What attracts men to a fat woman

Big sex: where is the limit
between fetish and desire?

Dear Conny, I find your contributions an enrichment of the blog AND actually they would - all, across the board - wonderful templates for lively discussions. It is a shame that these blogs (not only this one) rarely give rise to discussions. I would like to use this post and say thank you for sharing your thoughts with us.

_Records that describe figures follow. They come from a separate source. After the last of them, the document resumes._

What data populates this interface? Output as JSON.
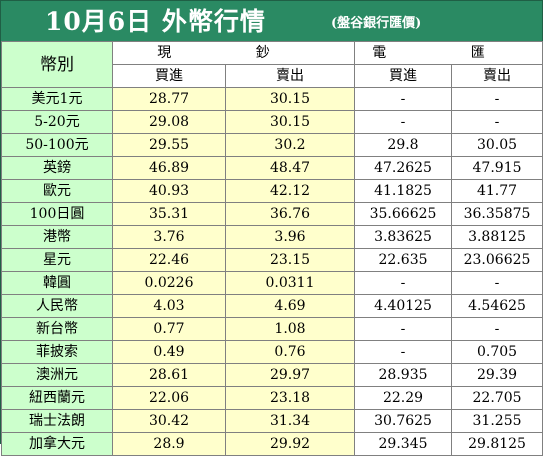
{
  "title": {
    "main": "10月6日 外幣行情",
    "sub": "(盤谷銀行匯價)"
  },
  "headers": {
    "currency": "幣別",
    "cash": "現 鈔",
    "spot": "電 匯",
    "buy": "買進",
    "sell": "賣出"
  },
  "colors": {
    "title_bar": "#2a8a63",
    "name_column": "#ccffcc",
    "cash_columns": "#ffffcc",
    "spot_columns": "#ffffff"
  },
  "rows": [
    {
      "name": "美元1元",
      "cash_buy": "28.77",
      "cash_sell": "30.15",
      "spot_buy": "-",
      "spot_sell": "-"
    },
    {
      "name": "5-20元",
      "cash_buy": "29.08",
      "cash_sell": "30.15",
      "spot_buy": "-",
      "spot_sell": "-"
    },
    {
      "name": "50-100元",
      "cash_buy": "29.55",
      "cash_sell": "30.2",
      "spot_buy": "29.8",
      "spot_sell": "30.05"
    },
    {
      "name": "英鎊",
      "cash_buy": "46.89",
      "cash_sell": "48.47",
      "spot_buy": "47.2625",
      "spot_sell": "47.915"
    },
    {
      "name": "歐元",
      "cash_buy": "40.93",
      "cash_sell": "42.12",
      "spot_buy": "41.1825",
      "spot_sell": "41.77"
    },
    {
      "name": "100日圓",
      "cash_buy": "35.31",
      "cash_sell": "36.76",
      "spot_buy": "35.66625",
      "spot_sell": "36.35875"
    },
    {
      "name": "港幣",
      "cash_buy": "3.76",
      "cash_sell": "3.96",
      "spot_buy": "3.83625",
      "spot_sell": "3.88125"
    },
    {
      "name": "星元",
      "cash_buy": "22.46",
      "cash_sell": "23.15",
      "spot_buy": "22.635",
      "spot_sell": "23.06625"
    },
    {
      "name": "韓圓",
      "cash_buy": "0.0226",
      "cash_sell": "0.0311",
      "spot_buy": "-",
      "spot_sell": "-"
    },
    {
      "name": "人民幣",
      "cash_buy": "4.03",
      "cash_sell": "4.69",
      "spot_buy": "4.40125",
      "spot_sell": "4.54625"
    },
    {
      "name": "新台幣",
      "cash_buy": "0.77",
      "cash_sell": "1.08",
      "spot_buy": "-",
      "spot_sell": "-"
    },
    {
      "name": "菲披索",
      "cash_buy": "0.49",
      "cash_sell": "0.76",
      "spot_buy": "-",
      "spot_sell": "0.705"
    },
    {
      "name": "澳洲元",
      "cash_buy": "28.61",
      "cash_sell": "29.97",
      "spot_buy": "28.935",
      "spot_sell": "29.39"
    },
    {
      "name": "紐西蘭元",
      "cash_buy": "22.06",
      "cash_sell": "23.18",
      "spot_buy": "22.29",
      "spot_sell": "22.705"
    },
    {
      "name": "瑞士法朗",
      "cash_buy": "30.42",
      "cash_sell": "31.34",
      "spot_buy": "30.7625",
      "spot_sell": "31.255"
    },
    {
      "name": "加拿大元",
      "cash_buy": "28.9",
      "cash_sell": "29.92",
      "spot_buy": "29.345",
      "spot_sell": "29.8125"
    }
  ]
}
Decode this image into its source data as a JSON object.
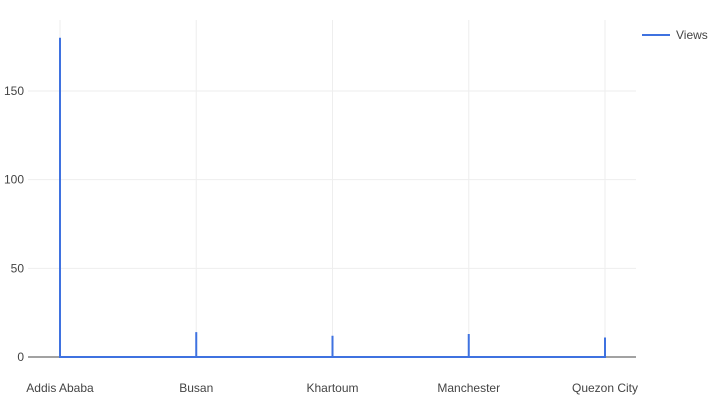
{
  "chart_data": {
    "type": "line",
    "title": "",
    "xlabel": "",
    "ylabel": "",
    "categories": [
      "Addis Ababa",
      "Busan",
      "Khartoum",
      "Manchester",
      "Quezon City"
    ],
    "series": [
      {
        "name": "Views",
        "color": "#3f72e0",
        "x": [
          "Addis Ababa",
          "Addis Ababa",
          "Addis Ababa",
          "Busan",
          "Busan",
          "Busan",
          "Khartoum",
          "Khartoum",
          "Khartoum",
          "Manchester",
          "Manchester",
          "Manchester",
          "Quezon City",
          "Quezon City",
          "Quezon City"
        ],
        "values": [
          0,
          180,
          0,
          0,
          14,
          0,
          0,
          12,
          0,
          0,
          13,
          0,
          0,
          11,
          0
        ]
      }
    ],
    "ylim": [
      0,
      190
    ],
    "yticks": [
      0,
      50,
      100,
      150
    ],
    "grid": true,
    "legend_position": "top-right"
  }
}
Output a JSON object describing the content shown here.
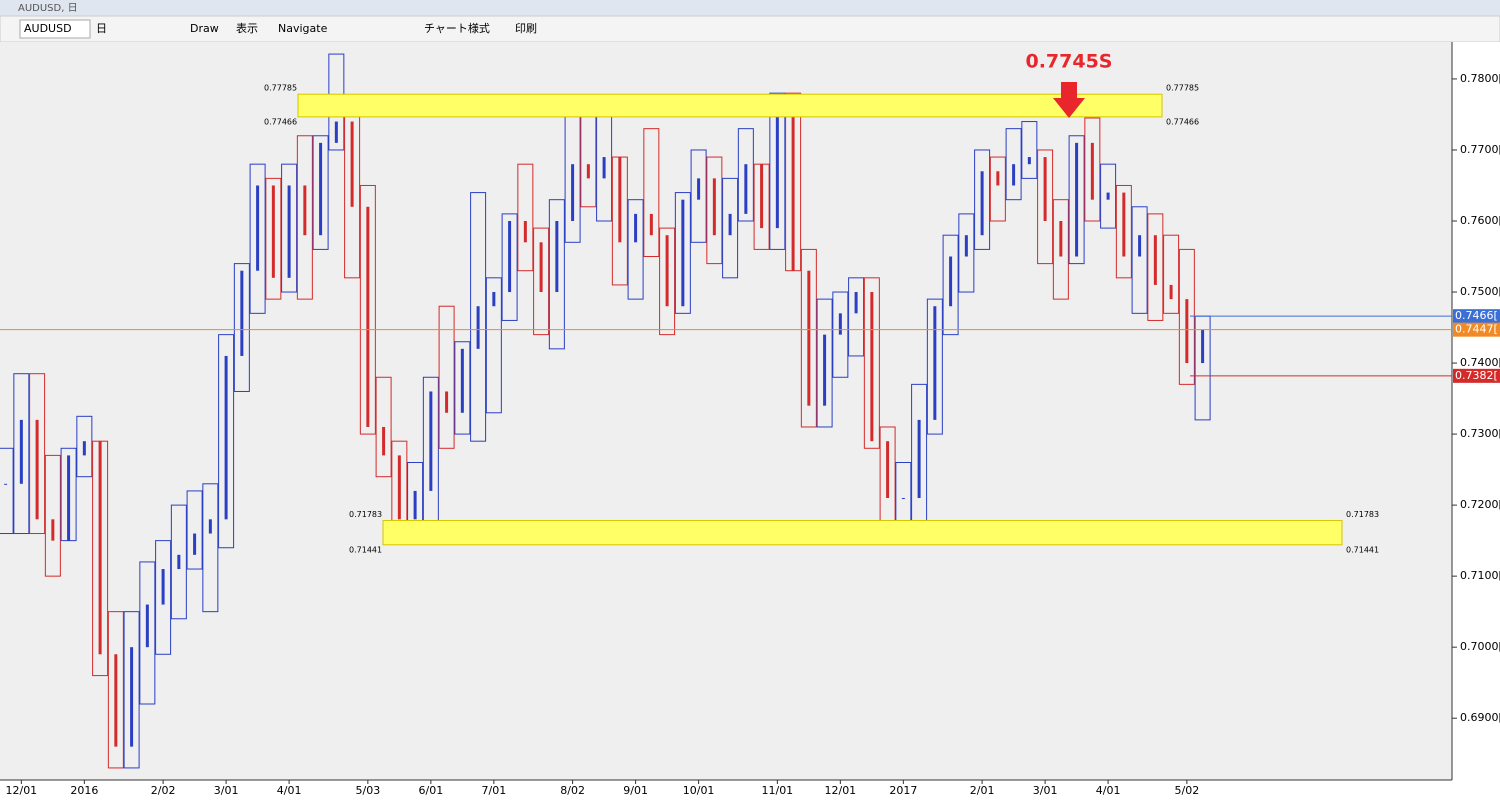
{
  "window": {
    "title": "AUDUSD, 日"
  },
  "toolbar": {
    "symbol": "AUDUSD",
    "period": "日",
    "items": [
      "Draw",
      "表示",
      "Navigate",
      "チャート様式",
      "印刷"
    ]
  },
  "chart_data": {
    "type": "candlestick",
    "categories": [
      null,
      "12/01",
      null,
      null,
      null,
      "2016",
      null,
      null,
      null,
      null,
      "2/02",
      null,
      null,
      null,
      "3/01",
      null,
      null,
      null,
      "4/01",
      null,
      null,
      null,
      null,
      "5/03",
      null,
      null,
      null,
      "6/01",
      null,
      null,
      null,
      "7/01",
      null,
      null,
      null,
      null,
      "8/02",
      null,
      null,
      null,
      "9/01",
      null,
      null,
      null,
      "10/01",
      null,
      null,
      null,
      null,
      "11/01",
      null,
      null,
      null,
      "12/01",
      null,
      null,
      null,
      "2017",
      null,
      null,
      null,
      null,
      "2/01",
      null,
      null,
      null,
      "3/01",
      null,
      null,
      null,
      "4/01",
      null,
      null,
      null,
      null,
      "5/02",
      null
    ],
    "open": [
      0.723,
      0.723,
      0.732,
      0.718,
      0.715,
      0.727,
      0.729,
      0.699,
      0.686,
      0.7,
      0.706,
      0.711,
      0.713,
      0.716,
      0.718,
      0.741,
      0.753,
      0.765,
      0.752,
      0.765,
      0.758,
      0.771,
      0.774,
      0.762,
      0.731,
      0.727,
      0.718,
      0.722,
      0.736,
      0.733,
      0.742,
      0.748,
      0.75,
      0.76,
      0.757,
      0.75,
      0.76,
      0.768,
      0.766,
      0.769,
      0.757,
      0.761,
      0.758,
      0.748,
      0.763,
      0.766,
      0.758,
      0.761,
      0.768,
      0.759,
      0.775,
      0.753,
      0.734,
      0.744,
      0.747,
      0.75,
      0.729,
      0.721,
      0.721,
      0.732,
      0.748,
      0.755,
      0.758,
      0.767,
      0.765,
      0.768,
      0.769,
      0.76,
      0.755,
      0.771,
      0.763,
      0.764,
      0.755,
      0.758,
      0.751,
      0.749,
      0.74
    ],
    "high": [
      0.728,
      0.7385,
      0.7385,
      0.727,
      0.728,
      0.7325,
      0.729,
      0.705,
      0.705,
      0.712,
      0.715,
      0.72,
      0.722,
      0.723,
      0.744,
      0.754,
      0.768,
      0.766,
      0.768,
      0.772,
      0.772,
      0.7835,
      0.776,
      0.765,
      0.738,
      0.729,
      0.726,
      0.738,
      0.748,
      0.743,
      0.764,
      0.752,
      0.761,
      0.768,
      0.759,
      0.763,
      0.776,
      0.775,
      0.775,
      0.769,
      0.763,
      0.773,
      0.759,
      0.764,
      0.77,
      0.769,
      0.766,
      0.773,
      0.768,
      0.778,
      0.778,
      0.756,
      0.749,
      0.75,
      0.752,
      0.752,
      0.731,
      0.726,
      0.737,
      0.749,
      0.758,
      0.761,
      0.77,
      0.769,
      0.773,
      0.774,
      0.77,
      0.763,
      0.772,
      0.7745,
      0.768,
      0.765,
      0.762,
      0.761,
      0.758,
      0.756,
      0.7466
    ],
    "low": [
      0.716,
      0.716,
      0.716,
      0.71,
      0.715,
      0.724,
      0.696,
      0.683,
      0.683,
      0.692,
      0.699,
      0.704,
      0.711,
      0.705,
      0.714,
      0.736,
      0.747,
      0.749,
      0.75,
      0.749,
      0.756,
      0.77,
      0.752,
      0.73,
      0.724,
      0.715,
      0.7145,
      0.715,
      0.728,
      0.73,
      0.729,
      0.733,
      0.746,
      0.753,
      0.744,
      0.742,
      0.757,
      0.762,
      0.76,
      0.751,
      0.749,
      0.755,
      0.744,
      0.747,
      0.757,
      0.754,
      0.752,
      0.76,
      0.756,
      0.756,
      0.753,
      0.731,
      0.731,
      0.738,
      0.741,
      0.728,
      0.716,
      0.716,
      0.716,
      0.73,
      0.744,
      0.75,
      0.756,
      0.76,
      0.763,
      0.766,
      0.754,
      0.749,
      0.754,
      0.76,
      0.759,
      0.752,
      0.747,
      0.746,
      0.747,
      0.737,
      0.732
    ],
    "close": [
      0.723,
      0.732,
      0.718,
      0.715,
      0.727,
      0.729,
      0.699,
      0.686,
      0.7,
      0.706,
      0.711,
      0.713,
      0.716,
      0.718,
      0.741,
      0.753,
      0.765,
      0.752,
      0.765,
      0.758,
      0.771,
      0.774,
      0.762,
      0.731,
      0.727,
      0.718,
      0.722,
      0.736,
      0.733,
      0.742,
      0.748,
      0.75,
      0.76,
      0.757,
      0.75,
      0.76,
      0.768,
      0.766,
      0.769,
      0.757,
      0.761,
      0.758,
      0.748,
      0.763,
      0.766,
      0.758,
      0.761,
      0.768,
      0.759,
      0.775,
      0.753,
      0.734,
      0.744,
      0.747,
      0.75,
      0.729,
      0.721,
      0.721,
      0.732,
      0.748,
      0.755,
      0.758,
      0.767,
      0.765,
      0.768,
      0.769,
      0.76,
      0.755,
      0.771,
      0.763,
      0.764,
      0.755,
      0.758,
      0.751,
      0.749,
      0.74,
      0.7447
    ],
    "up_color": "#2a3fc4",
    "down_color": "#d42a2a",
    "ylim": [
      0.6813,
      0.7852
    ],
    "yticks": [
      {
        "value": 0.69,
        "label": "0.6900[0"
      },
      {
        "value": 0.7,
        "label": "0.7000[0"
      },
      {
        "value": 0.71,
        "label": "0.7100[0"
      },
      {
        "value": 0.72,
        "label": "0.7200[0"
      },
      {
        "value": 0.73,
        "label": "0.7300[0"
      },
      {
        "value": 0.74,
        "label": "0.7400[0"
      },
      {
        "value": 0.75,
        "label": "0.7500[0"
      },
      {
        "value": 0.76,
        "label": "0.7600[0"
      },
      {
        "value": 0.77,
        "label": "0.7700[0"
      },
      {
        "value": 0.78,
        "label": "0.7800[0"
      }
    ],
    "zones": [
      {
        "high": 0.77785,
        "low": 0.77466,
        "color": "#ffff66"
      },
      {
        "high": 0.71783,
        "low": 0.71441,
        "color": "#ffff66"
      }
    ],
    "price_lines": [
      {
        "value": 0.7466,
        "label": "0.7466[",
        "color": "#3a6fd8"
      },
      {
        "value": 0.7447,
        "label": "0.7447[",
        "color": "#f08a24"
      },
      {
        "value": 0.7382,
        "label": "0.7382[",
        "color": "#d42a2a"
      }
    ],
    "annotation": {
      "text": "0.7745S",
      "value": 0.7745,
      "color": "#e8262b"
    }
  }
}
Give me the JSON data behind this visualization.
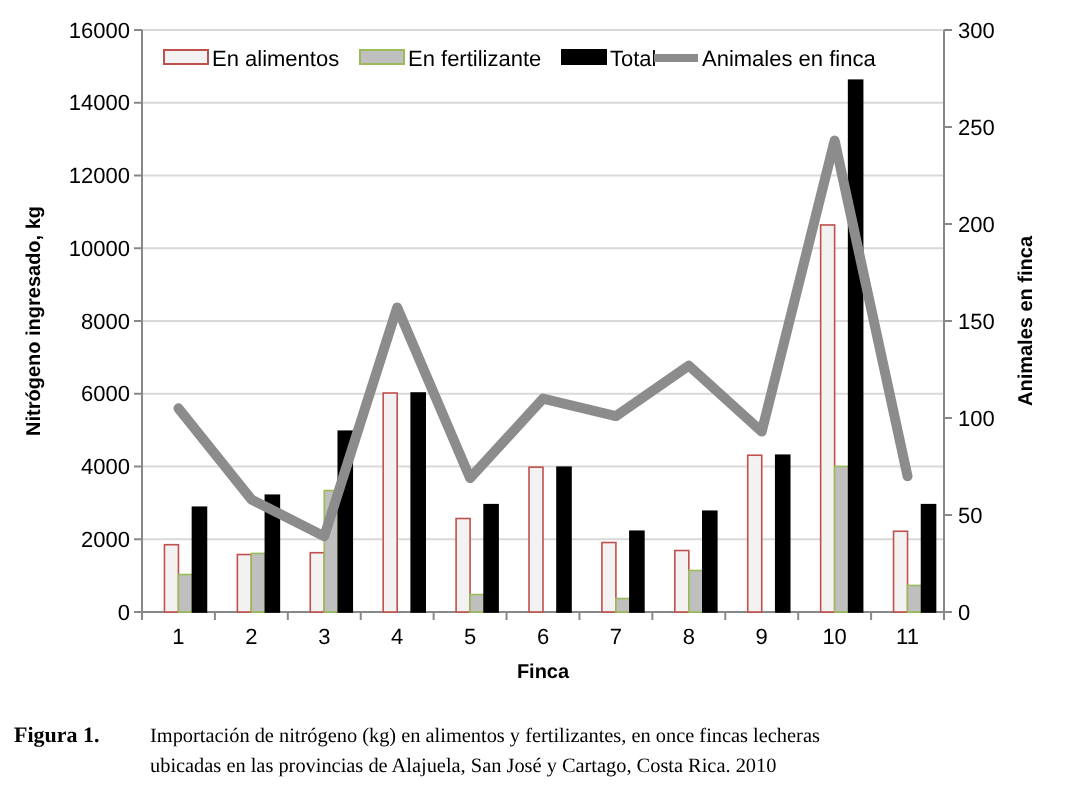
{
  "chart_data": {
    "type": "bar",
    "xlabel": "Finca",
    "ylabel": "Nitrógeno ingresado, kg",
    "y2label": "Animales en finca",
    "categories": [
      "1",
      "2",
      "3",
      "4",
      "5",
      "6",
      "7",
      "8",
      "9",
      "10",
      "11"
    ],
    "series": [
      {
        "name": "En alimentos",
        "color": "#f2f2f2",
        "values": [
          1850,
          1580,
          1630,
          6020,
          2570,
          3980,
          1910,
          1690,
          4310,
          10640,
          2220
        ]
      },
      {
        "name": "En fertilizante",
        "color": "#bfbfbf",
        "values": [
          1030,
          1610,
          3340,
          0,
          480,
          0,
          370,
          1140,
          0,
          4000,
          730
        ]
      },
      {
        "name": "Total",
        "color": "#000000",
        "values": [
          2880,
          3210,
          4970,
          6020,
          2950,
          3980,
          2220,
          2770,
          4310,
          14620,
          2950
        ]
      },
      {
        "name": "Animales en finca",
        "type": "line",
        "axis": "y2",
        "color": "#8c8c8c",
        "values": [
          105,
          58,
          39,
          157,
          69,
          110,
          101,
          127,
          93,
          243,
          70
        ]
      }
    ],
    "ylim": [
      0,
      16000
    ],
    "yticks": [
      0,
      2000,
      4000,
      6000,
      8000,
      10000,
      12000,
      14000,
      16000
    ],
    "y2lim": [
      0,
      300
    ],
    "y2ticks": [
      0,
      50,
      100,
      150,
      200,
      250,
      300
    ],
    "grid": "y",
    "legend": "top",
    "annotations": [
      "Figura 1.  Importación de nitrógeno (kg) en alimentos y fertilizantes, en once fincas lecheras ubicadas en las provincias de Alajuela, San José y Cartago, Costa Rica. 2010"
    ]
  }
}
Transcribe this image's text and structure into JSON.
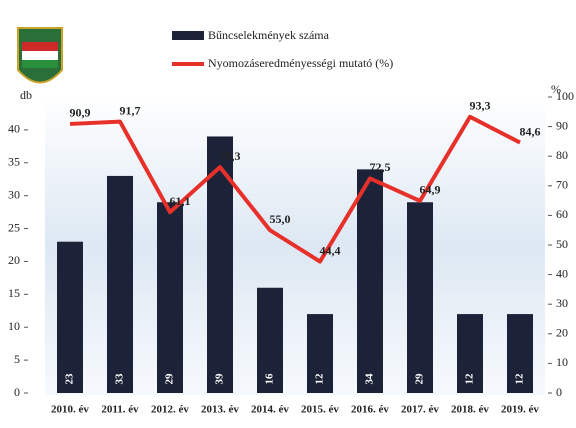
{
  "chart_data": {
    "type": "bar",
    "categories": [
      "2010. év",
      "2011. év",
      "2012. év",
      "2013. év",
      "2014. év",
      "2015. év",
      "2016. év",
      "2017. év",
      "2018. év",
      "2019. év"
    ],
    "series": [
      {
        "name": "Bűncselekmények száma",
        "type": "bar",
        "color": "#1c2238",
        "values": [
          23,
          33,
          29,
          39,
          16,
          12,
          34,
          29,
          12,
          12
        ]
      },
      {
        "name": "Nyomozáseredményességi mutató (%)",
        "type": "line",
        "axis": "y2",
        "color": "#e8302a",
        "values": [
          90.9,
          91.7,
          61.1,
          76.3,
          55.0,
          44.4,
          72.5,
          64.9,
          93.3,
          84.6
        ],
        "value_labels": [
          "90,9",
          "91,7",
          "61,1",
          "76,3",
          "55,0",
          "44,4",
          "72,5",
          "64,9",
          "93,3",
          "84,6"
        ]
      }
    ],
    "y_label": "db",
    "y2_label": "%",
    "ylim": [
      0,
      45
    ],
    "yticks": [
      0,
      5,
      10,
      15,
      20,
      25,
      30,
      35,
      40
    ],
    "y2lim": [
      0,
      100
    ],
    "y2ticks": [
      0,
      10,
      20,
      30,
      40,
      50,
      60,
      70,
      80,
      90,
      100
    ]
  }
}
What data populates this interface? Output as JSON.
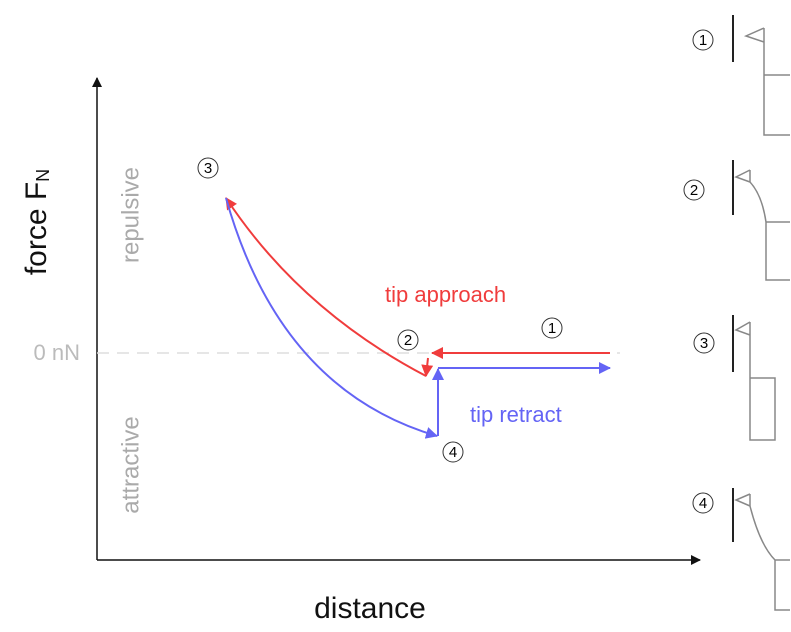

But back to the subject of fetish and fat .. I think, regardless of whether we are fat or thin, women run the risk of being only intended as a sex object and not as a person. I now know both the “normal” slim way of life (i.e. not thin, but 36/38 later for a long time 40) as well as the fat one. Looking back and comparing, I can only say that I only have a man today who loves me all around as I am and who has got to know me well. Who is proud of me, values ​​my opinion, loves my humor (a very important factor in our relationship), supports me wherever I can, but does not limit or even prevail. For his predecessors, I was slim but, because I was blessed with my own opinion and values, rather exhausting - possibly also sometimes just annoying. It wasn't about me as a woman as a whole.
As for the experience on dating platforms ... what I hear is that slim women have similar experiences. Then it's just different fetishes, different sexual preferences. What they all have in common, however, is that only the optics and not the entire person are meant. (Dating platforms would be worth their own topic - you can only survive them with a good sense of humor, self-confidence and an eye for situation comedy - and a healthy mistrust)
In the end, the only question that remains for me is why so many men are ashamed of finding fat women attractive. And here I make it easy for myself :-) .. and draw the conclusion for myself that it is not important to know why. It is sufficient to assume that these are all men who do not rest in themselves and, in the best case scenario, they lack self-confidence (in the worst case it is simply a weakness of character) and for this reason alone are out of the question for a partnership with me. They would be more of a burden than an enrichment (a man should do me good - men also have this claim on us women)
In any case, my husband has not suffered any professional disadvantages from me, nor would anyone have ever thought of commenting negatively on me - the opposite is the case. I assume that this is partly because my husband always and in every situation signals that we belong together and that he is proud of me and values ​​my opinion. He's loyal and so am I. I suspect that it simply doesn't occur to anyone that there could be room for negative comments.
If I wanted to / have to look for a partner again today - at an advanced age - then a man would only be worth a second look as a potential partner if I laughed heartily with him (we would have to have a similar sense of situation comedy) and discuss it extensively and passionately. And if THAT was true, then the next thing would be the values. Here, too, I would be less willing to compromise today than I was when I was younger. But this is also due to the fact that I now know for sure that living alone has its advantages and that I can also enjoy that and thus a relationship is only an enrichment and not a basis for a happy and contented life. It was different when I was young - and that meant I more often made compromises in the wrong place.
The great, loyal men who also fit in with us are generally rare ... for thin and fat women (and I'm afraid that men will have similar experiences in reverse).